There is something about Total Loss that still surprises me—even though it is an album I threw myself into headfirst when it arrived, and even though I know, deep down, what is around every corner, the gravity with which moments of this album hits still resonates just as hard as it did ten years ago—the extreme highs and lows, the unexpected moments of jubilance and triumphs, and the depths of anguish and resigned acceptance. 

It is an album that is so closely associated with a time, and a place, that even in just how emotionally challenging it is to revisit, there is comfort in just how exhilarating and thoughtful it remains.

There is an ocean floor for everything.

For me. The sun. And he.


1- This would have been entirely too difficult to try and explain in a concise way within the essay itself here, especially so early on, but there were other things that contributed to my decision to leave the job at the radio station, including a contentious and difficult relationship with a co-worker there who, at one time, had been a bit of a mentor and friend while we both found our way and developed our voices at the station. We had a falling out, and over the course of 2012, she, in a sense, was attempting to bully me out of my job there.

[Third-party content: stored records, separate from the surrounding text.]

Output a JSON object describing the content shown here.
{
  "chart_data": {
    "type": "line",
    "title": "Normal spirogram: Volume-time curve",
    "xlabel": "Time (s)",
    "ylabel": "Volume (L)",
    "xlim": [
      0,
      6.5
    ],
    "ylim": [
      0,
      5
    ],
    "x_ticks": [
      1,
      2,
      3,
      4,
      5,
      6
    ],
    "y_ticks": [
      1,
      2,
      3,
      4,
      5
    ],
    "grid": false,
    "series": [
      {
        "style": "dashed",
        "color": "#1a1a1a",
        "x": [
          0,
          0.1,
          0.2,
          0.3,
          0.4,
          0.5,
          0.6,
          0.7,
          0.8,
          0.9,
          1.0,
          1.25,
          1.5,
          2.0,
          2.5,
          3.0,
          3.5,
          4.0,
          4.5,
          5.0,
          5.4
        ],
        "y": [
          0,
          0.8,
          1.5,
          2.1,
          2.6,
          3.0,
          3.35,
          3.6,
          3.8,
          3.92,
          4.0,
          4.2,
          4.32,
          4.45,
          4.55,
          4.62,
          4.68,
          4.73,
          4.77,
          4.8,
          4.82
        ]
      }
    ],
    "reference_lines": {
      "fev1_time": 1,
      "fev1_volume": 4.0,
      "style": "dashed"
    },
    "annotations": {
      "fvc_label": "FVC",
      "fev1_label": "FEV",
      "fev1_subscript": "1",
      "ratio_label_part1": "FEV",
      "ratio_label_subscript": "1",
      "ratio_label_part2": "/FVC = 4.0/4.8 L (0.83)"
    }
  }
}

2- The other album was Put Your Back N 2 It  by Perfume Genius, which has been released in February of 2012, and my wife and I made the mistake of going to see a Perfume Genius concert roughly two weeks after the death of our companion rabbit as depicted near the end of this piece. Even with how much I loved Perfume Genius at the time, I have not been able to really listen to any of the subsequent albums over the last decade, simply because of this association and the shadow that this period of my life casts on the music. I additionally tried to write about the tenth anniversary of Put Your Back N 2 It for the music criticism website PopMatters at the start of the year and had a relatively negative experience both with the editors of the site, and therefore trying to write the piece itself. 

3- Not that Krell has performed as How to Dress Well in a number of years, and when I saw him last, in 2016, I do not think it was part of the setlist, but when he would play “Ready for The World,” he would allow it to slowly segue into an interpolation of the R.Kelly song “I Wish,” often it taking into a dizzying and frenetic conclusion. At some point, after 2013, when there was a dialogue about how problematic R.Kelly was/is, Krell decided to stop including this cover in his set. He did, when performing it at the Triple Rock in Minneapolis, dedicate it to me, which I am grateful for. 

4. There was no way to shoehorn this into the piece, but “Talking to You” and “World I Need You, Won’t Be Without You,” both include a sample lifted from “In Your Dreams,” by James Nyte. The video is long gone now from YouTube—I watched it once a number of years ago—but it was a very bizarre, very earnest, homemade video involving Nyte at the keyboard. I get the impression that Nyte, or perhaps just “In Your Dreams” was one of those bizarre, mid to late 2000s internet things that you, perhaps, discovered or were shown by a friend, and are specific to a certain corner of the zeitgeist.

5- In his post, Krell describes it as being “v personal,” and I think this is what ultimately led me to begin using “v” in place of “very” over the last decade.